ETFs are seeing net outflows, VC firms are pulling back, and companies are in watch-and-wait mode—leaving him to issue preferred shares on one hand and hard-buy BTC on the other. One person is shouting “the bottom is in” at a high-end dinner; another, based on institutional data, has become the only one still buying, buying, buying.
Putting those two headlines together is a bit heartbreaking. BTC 70700, the fear index 14, extreme fear. Options market traders are betting on breaking below the level, leveraged longs are still high, and positions are fragile—basically, smart money is betting that Saylor is wrong.
But when you look on-chain, it’s completely different: between 60,000 and 70,000 this year, so far they have accumulated 1.845 million BTC, which is 840,000 more BTC than at the beginning of the year. Someone is consistently picking up the dip, and it’s a large number of people. It’s just that they didn’t go to the dinner; no one is publishing research reports for them; and no one is shouting slogans for them.
So the real market looks like this: - Saylor on stage shouting that the bottom is in - the options desk people laughing at him for being too optimistic - the silent on-chain buyers quietly accumulating 840,000 coins without saying a word - retail investors at their most panicked turning off the app and not daring to look Four groups of people, four worlds, the same 70K. I’ve seen scenes like this several times. Either a small number of people call the bottom and get mocked by the market, only for the trend to slap everyone in the face a few months later; or they call the bottom and it keeps falling, getting ground underfoot—then, half a year or a year later, looking back, you realize they were actually right, just a bit early. I don’t know which one this time Saylor falls into. His company’s situation is there for all to see—he needs BTC to go up more than anyone else.
Whether you believe his “bottom” call or not is up to your own judgment. But what I want to say isn’t about Saylor. It’s that those 1.845 million BTC are the market’s real backdrop. Not dinner speeches, not options games, not institutional research reports. It’s a group of people you don’t know, on the days when the fear index is 14, quietly withdrawing coins from exchanges. They don’t have microphones, they don’t have fans—just buying little by little at the prices they think are cheap.

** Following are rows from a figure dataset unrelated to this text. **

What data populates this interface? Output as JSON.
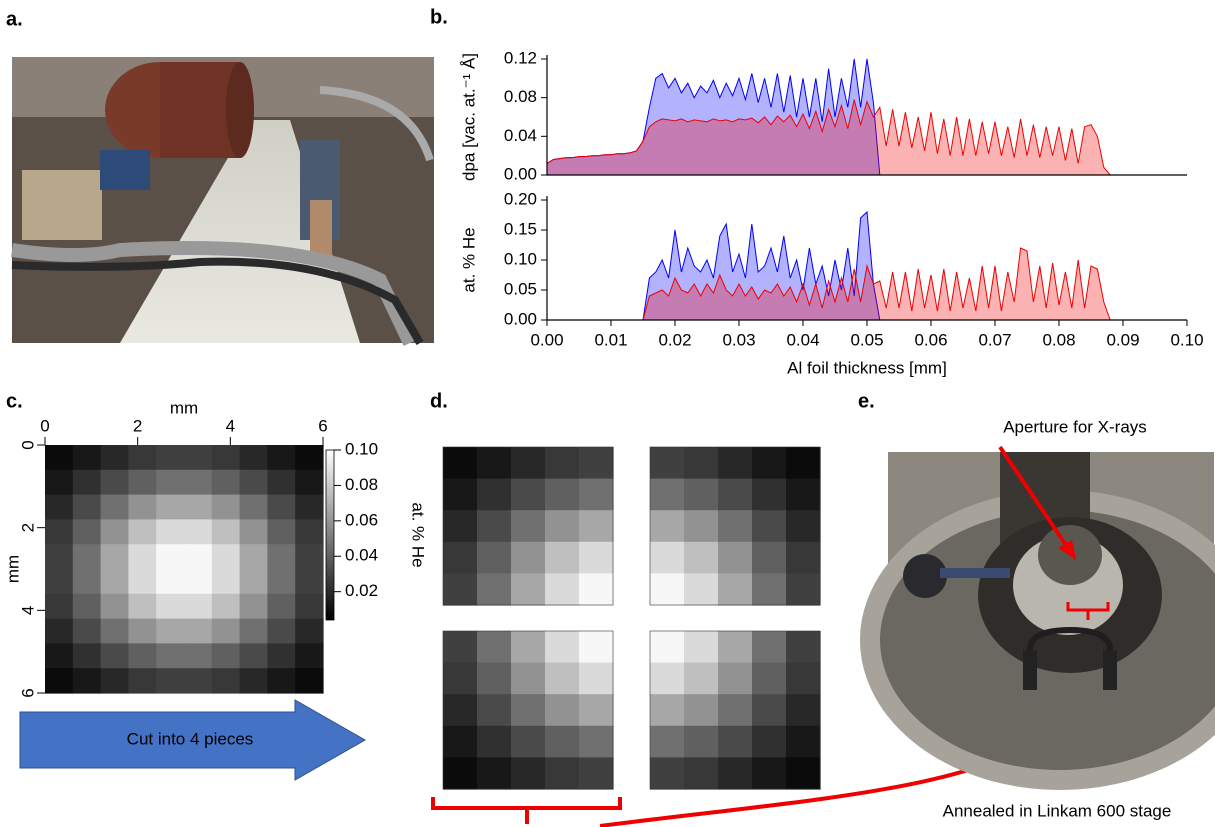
{
  "panel_labels": [
    "a.",
    "b.",
    "c.",
    "d.",
    "e."
  ],
  "arrow_label": "Cut into 4 pieces",
  "annotations": {
    "aperture": "Aperture for X-rays",
    "stage": "Annealed in Linkam 600 stage"
  },
  "chart_data": [
    {
      "type": "area",
      "ylabel": "dpa [vac. at.⁻¹ Å]",
      "x": [
        0,
        0.001,
        0.002,
        0.003,
        0.004,
        0.005,
        0.006,
        0.007,
        0.008,
        0.009,
        0.01,
        0.011,
        0.012,
        0.013,
        0.014,
        0.015,
        0.016,
        0.017,
        0.018,
        0.019,
        0.02,
        0.021,
        0.022,
        0.023,
        0.024,
        0.025,
        0.026,
        0.027,
        0.028,
        0.029,
        0.03,
        0.031,
        0.032,
        0.033,
        0.034,
        0.035,
        0.036,
        0.037,
        0.038,
        0.039,
        0.04,
        0.041,
        0.042,
        0.043,
        0.044,
        0.045,
        0.046,
        0.047,
        0.048,
        0.049,
        0.05,
        0.051,
        0.052,
        0.053,
        0.054,
        0.055,
        0.056,
        0.057,
        0.058,
        0.059,
        0.06,
        0.061,
        0.062,
        0.063,
        0.064,
        0.065,
        0.066,
        0.067,
        0.068,
        0.069,
        0.07,
        0.071,
        0.072,
        0.073,
        0.074,
        0.075,
        0.076,
        0.077,
        0.078,
        0.079,
        0.08,
        0.081,
        0.082,
        0.083,
        0.084,
        0.085,
        0.086,
        0.087,
        0.088,
        0.089,
        0.09,
        0.1
      ],
      "xlim": [
        0,
        0.1
      ],
      "ylim": [
        0,
        0.12
      ],
      "yticks": [
        {
          "value": 0,
          "label": "0.00"
        },
        {
          "value": 0.04,
          "label": "0.04"
        },
        {
          "value": 0.08,
          "label": "0.08"
        },
        {
          "value": 0.12,
          "label": "0.12"
        }
      ],
      "series": [
        {
          "color": "#0000ff",
          "values": [
            0.012,
            0.016,
            0.017,
            0.018,
            0.018,
            0.019,
            0.019,
            0.02,
            0.02,
            0.021,
            0.021,
            0.022,
            0.022,
            0.023,
            0.025,
            0.035,
            0.07,
            0.1,
            0.105,
            0.09,
            0.1,
            0.085,
            0.095,
            0.08,
            0.092,
            0.085,
            0.098,
            0.08,
            0.095,
            0.082,
            0.1,
            0.078,
            0.105,
            0.075,
            0.1,
            0.07,
            0.105,
            0.065,
            0.103,
            0.06,
            0.1,
            0.06,
            0.1,
            0.055,
            0.11,
            0.06,
            0.1,
            0.07,
            0.12,
            0.07,
            0.12,
            0.075,
            0,
            0,
            0,
            0,
            0,
            0,
            0,
            0,
            0,
            0,
            0,
            0,
            0,
            0,
            0,
            0,
            0,
            0,
            0,
            0,
            0,
            0,
            0,
            0,
            0,
            0,
            0,
            0,
            0,
            0,
            0,
            0,
            0,
            0,
            0,
            0,
            0,
            0,
            0,
            0
          ]
        },
        {
          "color": "#ee0000",
          "values": [
            0.012,
            0.016,
            0.017,
            0.018,
            0.018,
            0.019,
            0.019,
            0.02,
            0.02,
            0.021,
            0.021,
            0.022,
            0.022,
            0.023,
            0.025,
            0.035,
            0.05,
            0.055,
            0.058,
            0.057,
            0.056,
            0.058,
            0.055,
            0.057,
            0.056,
            0.055,
            0.058,
            0.056,
            0.057,
            0.055,
            0.058,
            0.057,
            0.059,
            0.054,
            0.06,
            0.052,
            0.061,
            0.055,
            0.062,
            0.05,
            0.063,
            0.048,
            0.066,
            0.045,
            0.068,
            0.05,
            0.072,
            0.048,
            0.078,
            0.052,
            0.076,
            0.06,
            0.07,
            0.03,
            0.068,
            0.03,
            0.065,
            0.028,
            0.06,
            0.025,
            0.065,
            0.022,
            0.058,
            0.02,
            0.06,
            0.02,
            0.058,
            0.02,
            0.055,
            0.022,
            0.055,
            0.02,
            0.05,
            0.018,
            0.058,
            0.02,
            0.052,
            0.018,
            0.05,
            0.02,
            0.05,
            0.015,
            0.048,
            0.012,
            0.05,
            0.052,
            0.04,
            0.008,
            0,
            0,
            0,
            0
          ]
        }
      ]
    },
    {
      "type": "area",
      "ylabel": "at. % He",
      "xlabel": "Al foil thickness [mm]",
      "x": [
        0,
        0.001,
        0.002,
        0.003,
        0.004,
        0.005,
        0.006,
        0.007,
        0.008,
        0.009,
        0.01,
        0.011,
        0.012,
        0.013,
        0.014,
        0.015,
        0.016,
        0.017,
        0.018,
        0.019,
        0.02,
        0.021,
        0.022,
        0.023,
        0.024,
        0.025,
        0.026,
        0.027,
        0.028,
        0.029,
        0.03,
        0.031,
        0.032,
        0.033,
        0.034,
        0.035,
        0.036,
        0.037,
        0.038,
        0.039,
        0.04,
        0.041,
        0.042,
        0.043,
        0.044,
        0.045,
        0.046,
        0.047,
        0.048,
        0.049,
        0.05,
        0.051,
        0.052,
        0.053,
        0.054,
        0.055,
        0.056,
        0.057,
        0.058,
        0.059,
        0.06,
        0.061,
        0.062,
        0.063,
        0.064,
        0.065,
        0.066,
        0.067,
        0.068,
        0.069,
        0.07,
        0.071,
        0.072,
        0.073,
        0.074,
        0.075,
        0.076,
        0.077,
        0.078,
        0.079,
        0.08,
        0.081,
        0.082,
        0.083,
        0.084,
        0.085,
        0.086,
        0.087,
        0.088,
        0.089,
        0.09,
        0.1
      ],
      "xlim": [
        0,
        0.1
      ],
      "ylim": [
        0,
        0.2
      ],
      "xticks": [
        {
          "value": 0,
          "label": "0.00"
        },
        {
          "value": 0.01,
          "label": "0.01"
        },
        {
          "value": 0.02,
          "label": "0.02"
        },
        {
          "value": 0.03,
          "label": "0.03"
        },
        {
          "value": 0.04,
          "label": "0.04"
        },
        {
          "value": 0.05,
          "label": "0.05"
        },
        {
          "value": 0.06,
          "label": "0.06"
        },
        {
          "value": 0.07,
          "label": "0.07"
        },
        {
          "value": 0.08,
          "label": "0.08"
        },
        {
          "value": 0.09,
          "label": "0.09"
        },
        {
          "value": 0.1,
          "label": "0.10"
        }
      ],
      "yticks": [
        {
          "value": 0,
          "label": "0.00"
        },
        {
          "value": 0.05,
          "label": "0.05"
        },
        {
          "value": 0.1,
          "label": "0.10"
        },
        {
          "value": 0.15,
          "label": "0.15"
        },
        {
          "value": 0.2,
          "label": "0.20"
        }
      ],
      "series": [
        {
          "color": "#0000ff",
          "values": [
            0,
            0,
            0,
            0,
            0,
            0,
            0,
            0,
            0,
            0,
            0,
            0,
            0,
            0,
            0,
            0,
            0.07,
            0.08,
            0.1,
            0.07,
            0.15,
            0.08,
            0.12,
            0.09,
            0.08,
            0.1,
            0.07,
            0.14,
            0.16,
            0.08,
            0.11,
            0.07,
            0.16,
            0.08,
            0.09,
            0.12,
            0.08,
            0.14,
            0.07,
            0.1,
            0.05,
            0.12,
            0.06,
            0.09,
            0.04,
            0.1,
            0.05,
            0.12,
            0.04,
            0.17,
            0.18,
            0.06,
            0,
            0,
            0,
            0,
            0,
            0,
            0,
            0,
            0,
            0,
            0,
            0,
            0,
            0,
            0,
            0,
            0,
            0,
            0,
            0,
            0,
            0,
            0,
            0,
            0,
            0,
            0,
            0,
            0,
            0,
            0,
            0,
            0,
            0,
            0,
            0,
            0,
            0,
            0,
            0
          ]
        },
        {
          "color": "#ee0000",
          "values": [
            0,
            0,
            0,
            0,
            0,
            0,
            0,
            0,
            0,
            0,
            0,
            0,
            0,
            0,
            0,
            0,
            0.04,
            0.045,
            0.05,
            0.04,
            0.07,
            0.05,
            0.045,
            0.06,
            0.04,
            0.06,
            0.045,
            0.075,
            0.05,
            0.04,
            0.06,
            0.04,
            0.055,
            0.035,
            0.05,
            0.045,
            0.06,
            0.04,
            0.055,
            0.03,
            0.06,
            0.025,
            0.06,
            0.02,
            0.065,
            0.03,
            0.07,
            0.03,
            0.085,
            0.03,
            0.09,
            0.06,
            0.065,
            0.02,
            0.08,
            0.02,
            0.08,
            0.015,
            0.085,
            0.02,
            0.075,
            0.015,
            0.085,
            0.015,
            0.08,
            0.02,
            0.07,
            0.015,
            0.09,
            0.02,
            0.09,
            0.015,
            0.08,
            0.03,
            0.12,
            0.115,
            0.03,
            0.09,
            0.02,
            0.095,
            0.025,
            0.08,
            0.02,
            0.1,
            0.02,
            0.09,
            0.085,
            0.03,
            0,
            0,
            0,
            0
          ]
        }
      ]
    },
    {
      "type": "heatmap",
      "xlabel": "mm",
      "ylabel": "mm",
      "colorbar_label": "at. % He",
      "xlim": [
        0,
        6
      ],
      "ylim": [
        0,
        6
      ],
      "yreversed": true,
      "xticks": [
        0,
        2,
        4,
        6
      ],
      "yticks": [
        0,
        2,
        4,
        6
      ],
      "clim": [
        0.004,
        0.1
      ],
      "cticks": [
        {
          "value": 0.02,
          "label": "0.02"
        },
        {
          "value": 0.04,
          "label": "0.04"
        },
        {
          "value": 0.06,
          "label": "0.06"
        },
        {
          "value": 0.08,
          "label": "0.08"
        },
        {
          "value": 0.1,
          "label": "0.10"
        }
      ],
      "z": [
        [
          0.008,
          0.013,
          0.019,
          0.025,
          0.028,
          0.028,
          0.025,
          0.019,
          0.013,
          0.008
        ],
        [
          0.013,
          0.022,
          0.032,
          0.04,
          0.046,
          0.046,
          0.04,
          0.032,
          0.022,
          0.013
        ],
        [
          0.019,
          0.032,
          0.046,
          0.059,
          0.067,
          0.067,
          0.059,
          0.046,
          0.032,
          0.019
        ],
        [
          0.025,
          0.04,
          0.059,
          0.076,
          0.086,
          0.086,
          0.076,
          0.059,
          0.04,
          0.025
        ],
        [
          0.028,
          0.046,
          0.067,
          0.086,
          0.097,
          0.097,
          0.086,
          0.067,
          0.046,
          0.028
        ],
        [
          0.028,
          0.046,
          0.067,
          0.086,
          0.097,
          0.097,
          0.086,
          0.067,
          0.046,
          0.028
        ],
        [
          0.025,
          0.04,
          0.059,
          0.076,
          0.086,
          0.086,
          0.076,
          0.059,
          0.04,
          0.025
        ],
        [
          0.019,
          0.032,
          0.046,
          0.059,
          0.067,
          0.067,
          0.059,
          0.046,
          0.032,
          0.019
        ],
        [
          0.013,
          0.022,
          0.032,
          0.04,
          0.046,
          0.046,
          0.04,
          0.032,
          0.022,
          0.013
        ],
        [
          0.008,
          0.013,
          0.019,
          0.025,
          0.028,
          0.028,
          0.025,
          0.019,
          0.013,
          0.008
        ]
      ]
    }
  ]
}
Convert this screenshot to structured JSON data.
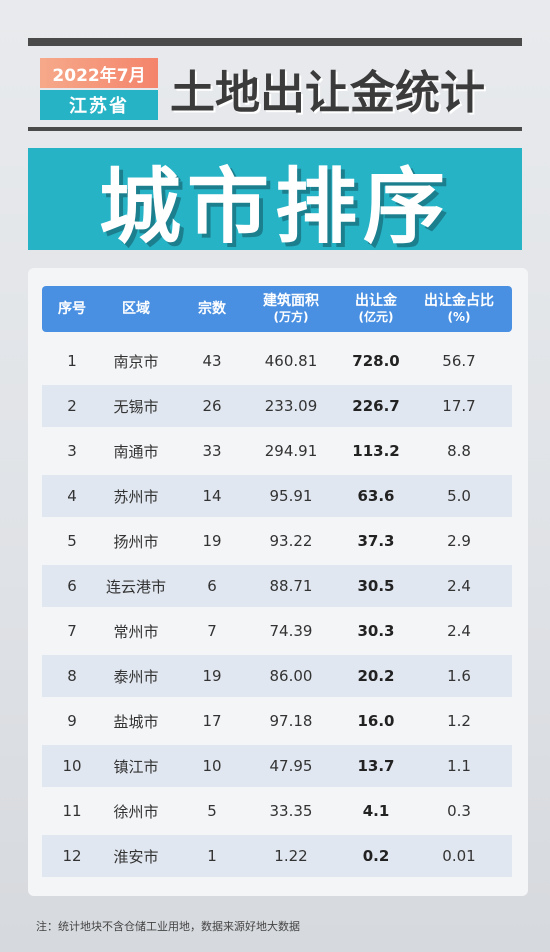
{
  "header": {
    "date": "2022年7月",
    "province": "江苏省",
    "title": "土地出让金统计",
    "banner": "城市排序"
  },
  "table": {
    "columns": [
      {
        "label": "序号",
        "sub": ""
      },
      {
        "label": "区域",
        "sub": ""
      },
      {
        "label": "宗数",
        "sub": ""
      },
      {
        "label": "建筑面积",
        "sub": "(万方)"
      },
      {
        "label": "出让金",
        "sub": "(亿元)"
      },
      {
        "label": "出让金占比",
        "sub": "(%)"
      }
    ],
    "rows": [
      [
        "1",
        "南京市",
        "43",
        "460.81",
        "728.0",
        "56.7"
      ],
      [
        "2",
        "无锡市",
        "26",
        "233.09",
        "226.7",
        "17.7"
      ],
      [
        "3",
        "南通市",
        "33",
        "294.91",
        "113.2",
        "8.8"
      ],
      [
        "4",
        "苏州市",
        "14",
        "95.91",
        "63.6",
        "5.0"
      ],
      [
        "5",
        "扬州市",
        "19",
        "93.22",
        "37.3",
        "2.9"
      ],
      [
        "6",
        "连云港市",
        "6",
        "88.71",
        "30.5",
        "2.4"
      ],
      [
        "7",
        "常州市",
        "7",
        "74.39",
        "30.3",
        "2.4"
      ],
      [
        "8",
        "泰州市",
        "19",
        "86.00",
        "20.2",
        "1.6"
      ],
      [
        "9",
        "盐城市",
        "17",
        "97.18",
        "16.0",
        "1.2"
      ],
      [
        "10",
        "镇江市",
        "10",
        "47.95",
        "13.7",
        "1.1"
      ],
      [
        "11",
        "徐州市",
        "5",
        "33.35",
        "4.1",
        "0.3"
      ],
      [
        "12",
        "淮安市",
        "1",
        "1.22",
        "0.2",
        "0.01"
      ]
    ]
  },
  "footnote": "注：统计地块不含仓储工业用地，数据来源好地大数据",
  "colors": {
    "accent": "#27b3c6",
    "header_blue": "#4a90e2",
    "date_badge": "#f4846b"
  }
}
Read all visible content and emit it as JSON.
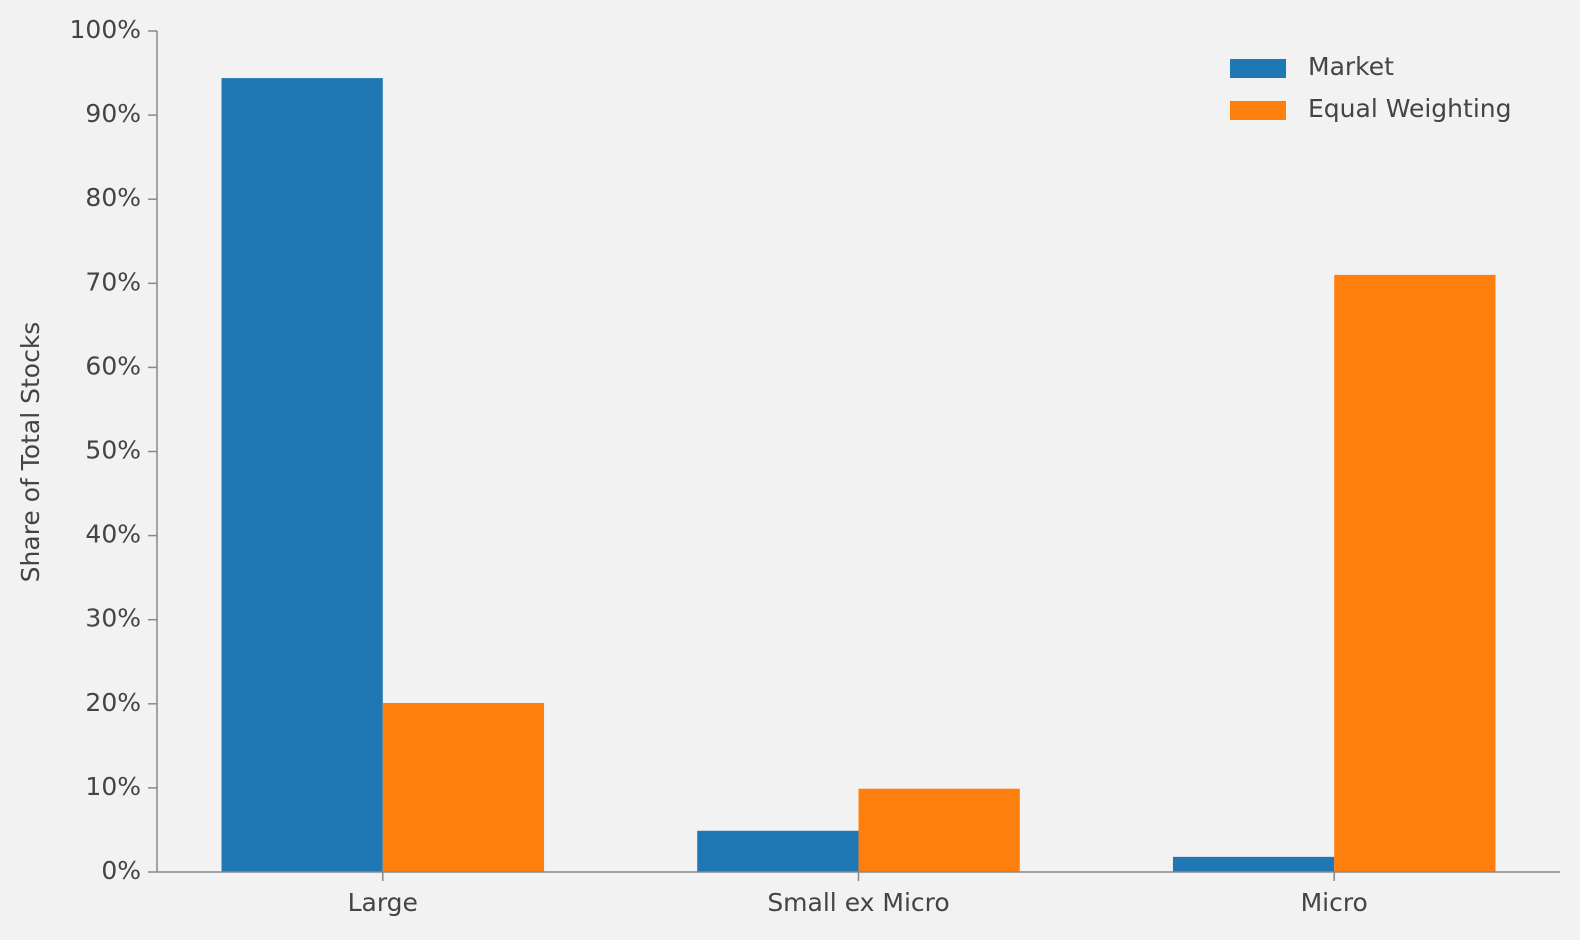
{
  "chart_data": {
    "type": "bar",
    "y_label": "Share of Total Stocks",
    "categories": [
      "Large",
      "Small ex Micro",
      "Micro"
    ],
    "series": [
      {
        "name": "Market",
        "color": "#1f77b4",
        "values": [
          94.4,
          4.9,
          1.8
        ]
      },
      {
        "name": "Equal Weighting",
        "color": "#ff7f0e",
        "values": [
          20.1,
          9.9,
          71.0
        ]
      }
    ],
    "ylim": [
      0,
      100
    ],
    "yticks": [
      {
        "value": 0,
        "label": "0%"
      },
      {
        "value": 10,
        "label": "10%"
      },
      {
        "value": 20,
        "label": "20%"
      },
      {
        "value": 30,
        "label": "30%"
      },
      {
        "value": 40,
        "label": "40%"
      },
      {
        "value": 50,
        "label": "50%"
      },
      {
        "value": 60,
        "label": "60%"
      },
      {
        "value": 70,
        "label": "70%"
      },
      {
        "value": 80,
        "label": "80%"
      },
      {
        "value": 90,
        "label": "90%"
      },
      {
        "value": 100,
        "label": "100%"
      }
    ],
    "legend": "upper right"
  }
}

I and the friends around me are among them too. When it drops, we set up recurring buys: small dips get small adds; big dips get bigger adds—around 55,000, it’ll be even more decisive. Geopolitical tensions keep coming and going, with the news pulling the narrative back and forth.
Saylor buys where he’s standing; we buy where we are standing—and those tens of hundreds of thousands of silent buyers are buying too. In the end, it’s not that important who’s right or wrong. After all, we’re all here. Panic will always pass.